Sergio Ermotti, the suave new boss of UBS AG , could signal the Swiss bank's return to dividend payments later on Thursday as part of plans to slash risky investment banking and re-focus on the core business of managing the assets of the world's wealthy.

The bank will detail restructuring plans when it meets investors at an annual event in New York and is likely to set a new return-on-equity target of between 10 and 15 percent, against a previous target of 15 to 20 percent that it had already abandoned.

UBS does not plan to announce major job cuts at the event, a source told Reuters on Tuesday. In August, UBS said it would cut 3,500 jobs -- some 5 percent of its workforce -- in a bid to save 2 billion Swiss francs ($2.2 billion) annually.

Ermotti, interim chief executive since Oswald Gruebel quit in September over the bank's $2.3 billion rogue trading scandal, was made permanent boss on Tuesday.

Analysts predict Ermotti will pledge to award in 2012 its first cash dividend since 2006, when it paid out 2.20 Swiss francs a share.

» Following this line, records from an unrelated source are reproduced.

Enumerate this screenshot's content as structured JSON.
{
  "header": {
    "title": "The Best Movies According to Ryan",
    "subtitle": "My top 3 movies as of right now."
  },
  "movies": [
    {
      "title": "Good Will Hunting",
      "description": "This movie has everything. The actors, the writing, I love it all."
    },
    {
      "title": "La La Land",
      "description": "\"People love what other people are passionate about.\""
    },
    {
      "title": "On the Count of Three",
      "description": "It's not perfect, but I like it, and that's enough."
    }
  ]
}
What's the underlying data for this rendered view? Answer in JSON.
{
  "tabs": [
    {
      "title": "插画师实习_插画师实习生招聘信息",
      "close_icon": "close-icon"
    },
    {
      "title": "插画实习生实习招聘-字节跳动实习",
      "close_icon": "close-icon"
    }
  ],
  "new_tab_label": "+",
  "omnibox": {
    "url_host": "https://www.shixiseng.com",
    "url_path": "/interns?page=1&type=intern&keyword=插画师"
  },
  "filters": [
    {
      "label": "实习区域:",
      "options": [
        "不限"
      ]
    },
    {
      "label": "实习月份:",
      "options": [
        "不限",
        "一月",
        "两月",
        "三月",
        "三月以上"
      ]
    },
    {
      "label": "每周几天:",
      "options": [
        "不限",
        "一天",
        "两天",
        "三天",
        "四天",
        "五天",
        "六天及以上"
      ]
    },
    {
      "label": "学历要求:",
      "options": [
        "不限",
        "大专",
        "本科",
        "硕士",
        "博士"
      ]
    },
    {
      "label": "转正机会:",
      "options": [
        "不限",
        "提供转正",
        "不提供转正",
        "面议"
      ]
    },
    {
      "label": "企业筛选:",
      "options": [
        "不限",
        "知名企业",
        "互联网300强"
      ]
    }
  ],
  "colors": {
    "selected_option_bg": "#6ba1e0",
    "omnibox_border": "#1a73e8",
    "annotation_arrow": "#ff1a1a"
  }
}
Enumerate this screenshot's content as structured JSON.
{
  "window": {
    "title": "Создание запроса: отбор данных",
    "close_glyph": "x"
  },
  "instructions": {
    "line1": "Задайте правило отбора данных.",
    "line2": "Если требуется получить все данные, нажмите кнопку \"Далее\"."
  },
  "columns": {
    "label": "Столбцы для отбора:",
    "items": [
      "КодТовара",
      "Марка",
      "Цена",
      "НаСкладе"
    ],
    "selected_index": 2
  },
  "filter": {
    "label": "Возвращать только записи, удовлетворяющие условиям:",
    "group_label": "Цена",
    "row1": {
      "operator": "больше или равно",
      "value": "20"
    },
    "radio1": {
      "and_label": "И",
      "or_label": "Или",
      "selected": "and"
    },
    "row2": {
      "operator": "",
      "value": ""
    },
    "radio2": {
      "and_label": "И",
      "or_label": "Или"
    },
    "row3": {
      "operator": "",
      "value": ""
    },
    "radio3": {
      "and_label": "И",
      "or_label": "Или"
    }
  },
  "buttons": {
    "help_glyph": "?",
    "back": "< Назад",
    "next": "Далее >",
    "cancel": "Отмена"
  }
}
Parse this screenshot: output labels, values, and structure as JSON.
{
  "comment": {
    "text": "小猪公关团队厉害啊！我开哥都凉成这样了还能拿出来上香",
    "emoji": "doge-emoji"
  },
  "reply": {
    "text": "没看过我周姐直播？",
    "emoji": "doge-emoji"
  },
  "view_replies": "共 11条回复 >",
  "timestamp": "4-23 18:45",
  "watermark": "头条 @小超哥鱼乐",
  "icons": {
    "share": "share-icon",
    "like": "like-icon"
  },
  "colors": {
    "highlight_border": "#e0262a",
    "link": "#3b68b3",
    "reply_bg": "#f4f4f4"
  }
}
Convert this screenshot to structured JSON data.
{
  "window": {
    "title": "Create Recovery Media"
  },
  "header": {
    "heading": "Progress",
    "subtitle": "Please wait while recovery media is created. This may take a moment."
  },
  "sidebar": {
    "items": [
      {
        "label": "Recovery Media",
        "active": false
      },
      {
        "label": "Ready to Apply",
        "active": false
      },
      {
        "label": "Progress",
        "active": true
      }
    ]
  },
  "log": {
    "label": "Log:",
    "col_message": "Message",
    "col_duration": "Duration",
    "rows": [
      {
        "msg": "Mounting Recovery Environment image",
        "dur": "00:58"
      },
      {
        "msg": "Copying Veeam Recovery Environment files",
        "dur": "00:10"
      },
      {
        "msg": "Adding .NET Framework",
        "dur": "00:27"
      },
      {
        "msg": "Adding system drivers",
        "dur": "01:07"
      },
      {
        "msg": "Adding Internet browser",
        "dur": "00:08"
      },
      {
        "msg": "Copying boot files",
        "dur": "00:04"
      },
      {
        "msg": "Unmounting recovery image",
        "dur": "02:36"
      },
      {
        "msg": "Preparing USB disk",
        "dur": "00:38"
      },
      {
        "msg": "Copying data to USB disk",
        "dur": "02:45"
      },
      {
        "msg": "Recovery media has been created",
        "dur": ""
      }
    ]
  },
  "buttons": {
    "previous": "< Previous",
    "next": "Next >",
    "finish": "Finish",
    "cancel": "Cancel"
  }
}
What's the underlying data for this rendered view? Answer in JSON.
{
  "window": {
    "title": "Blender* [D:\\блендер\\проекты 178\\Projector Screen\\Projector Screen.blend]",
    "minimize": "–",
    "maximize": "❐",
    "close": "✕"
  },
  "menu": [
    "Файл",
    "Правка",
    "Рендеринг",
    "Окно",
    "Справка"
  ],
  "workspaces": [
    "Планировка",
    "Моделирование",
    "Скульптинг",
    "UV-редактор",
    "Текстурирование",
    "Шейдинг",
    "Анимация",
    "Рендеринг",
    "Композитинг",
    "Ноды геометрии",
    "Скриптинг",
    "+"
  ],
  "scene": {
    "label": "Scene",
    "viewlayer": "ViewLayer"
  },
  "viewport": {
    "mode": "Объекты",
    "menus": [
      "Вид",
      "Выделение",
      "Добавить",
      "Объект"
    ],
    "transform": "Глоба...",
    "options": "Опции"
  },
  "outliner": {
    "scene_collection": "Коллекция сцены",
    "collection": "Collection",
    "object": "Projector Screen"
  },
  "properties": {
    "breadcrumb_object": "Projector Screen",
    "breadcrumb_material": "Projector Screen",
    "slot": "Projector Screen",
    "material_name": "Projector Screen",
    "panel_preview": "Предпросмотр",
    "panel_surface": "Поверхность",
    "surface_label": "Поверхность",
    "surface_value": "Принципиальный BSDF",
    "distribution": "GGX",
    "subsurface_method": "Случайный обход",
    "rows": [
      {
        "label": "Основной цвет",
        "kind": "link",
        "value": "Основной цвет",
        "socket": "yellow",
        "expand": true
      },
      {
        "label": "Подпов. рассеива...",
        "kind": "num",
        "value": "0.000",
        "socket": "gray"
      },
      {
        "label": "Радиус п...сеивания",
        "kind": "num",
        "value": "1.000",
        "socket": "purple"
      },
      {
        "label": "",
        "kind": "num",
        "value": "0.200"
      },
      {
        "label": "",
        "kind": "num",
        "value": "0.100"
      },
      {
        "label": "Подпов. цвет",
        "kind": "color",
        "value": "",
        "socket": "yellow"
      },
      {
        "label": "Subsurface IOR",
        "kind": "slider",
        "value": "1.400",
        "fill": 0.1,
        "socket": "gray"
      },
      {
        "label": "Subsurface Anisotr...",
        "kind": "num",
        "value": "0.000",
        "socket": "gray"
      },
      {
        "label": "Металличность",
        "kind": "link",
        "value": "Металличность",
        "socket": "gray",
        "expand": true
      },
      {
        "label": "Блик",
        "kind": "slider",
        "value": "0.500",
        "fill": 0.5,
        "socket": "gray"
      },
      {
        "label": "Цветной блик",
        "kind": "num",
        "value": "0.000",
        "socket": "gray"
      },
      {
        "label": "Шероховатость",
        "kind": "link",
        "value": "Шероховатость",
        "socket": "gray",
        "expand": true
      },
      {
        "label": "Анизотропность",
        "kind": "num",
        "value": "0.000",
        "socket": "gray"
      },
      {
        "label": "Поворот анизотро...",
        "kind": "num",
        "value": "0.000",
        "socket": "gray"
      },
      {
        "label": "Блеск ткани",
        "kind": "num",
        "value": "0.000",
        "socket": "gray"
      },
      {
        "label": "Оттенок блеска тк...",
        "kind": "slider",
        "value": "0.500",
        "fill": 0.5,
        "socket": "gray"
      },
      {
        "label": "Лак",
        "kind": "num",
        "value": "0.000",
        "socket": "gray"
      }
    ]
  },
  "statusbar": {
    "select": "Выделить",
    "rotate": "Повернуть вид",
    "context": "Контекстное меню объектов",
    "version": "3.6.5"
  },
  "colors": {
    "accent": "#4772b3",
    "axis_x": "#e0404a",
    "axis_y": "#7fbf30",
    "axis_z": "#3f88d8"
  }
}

Massive losses in the financial crisis forced UBS to stop dividend payments as it sought to rebuild capital.

UBS management could use a capital return story to try and offset disappointment from a lowered return-on-equity target and medium-term targets, Bank of America (BofA) Merrill Lynch's Derek DeVries wrote in a note.

LOWER RISK

UBS management have been working on a new strategy for months and executives said the trading scandal uncovered in September had not changed the broad thrust -- to put far more focus on the private bank, the world's third-largest by assets according to an annual benchmark survey by Scorpio Partnership.

The shift is likely to relegate the investment bank to a provider of services to the private bank.

Like others in the industry, UBS's investment bank is being forced to slash riskier assets ahead of a glut of tough new capital regulations that will make some businesses, particularly fixed income, too expensive.

Banks worldwide are shedding thousands of jobs as the rules aimed at shielding them from future financial crises compound the impact of a tough trading environment, as investors stay on the sidelines amid the euro zone's debt crisis.

UBS, which had started to restore client confidence after a 2008 government bailout following more than $50 billion in write-downs on illiquid securities, has not paid out to shareholders since 2007, when it made a modest stock dividend.

The role of UBS investment banking head Carsten Kengeter will also be in focus on Thursday. Seen as a possible CEO candidate before the trading scandal, his future has since been in doubt, although Ermotti on Tuesday confirmed his position in his top team.

But the bank is struggling to draw a line under the scandal. Kweku Adoboli, the London-based trader accused of amassing the losses, is preparing to enter a plea next week, while another unauthorized trading case involving UBS's UK wealth management arm has again hit the headlines.

Two years after UBS paid a penalty and overhauled control systems, the former head of its UK wealth management (WM) business, John Pottage, is challenging an individual fine imposed by Britain's Financial Services Authority (FSA) regulator.

The FSA targeted Pottage for his alleged failings as chief executive of the unit between September 2006 and July 2007. UBS is only an interested party in the case.

UBS has already acknowledged that there were weaknesses in certain aspects of WM UK's control environment, the bank said in a statement.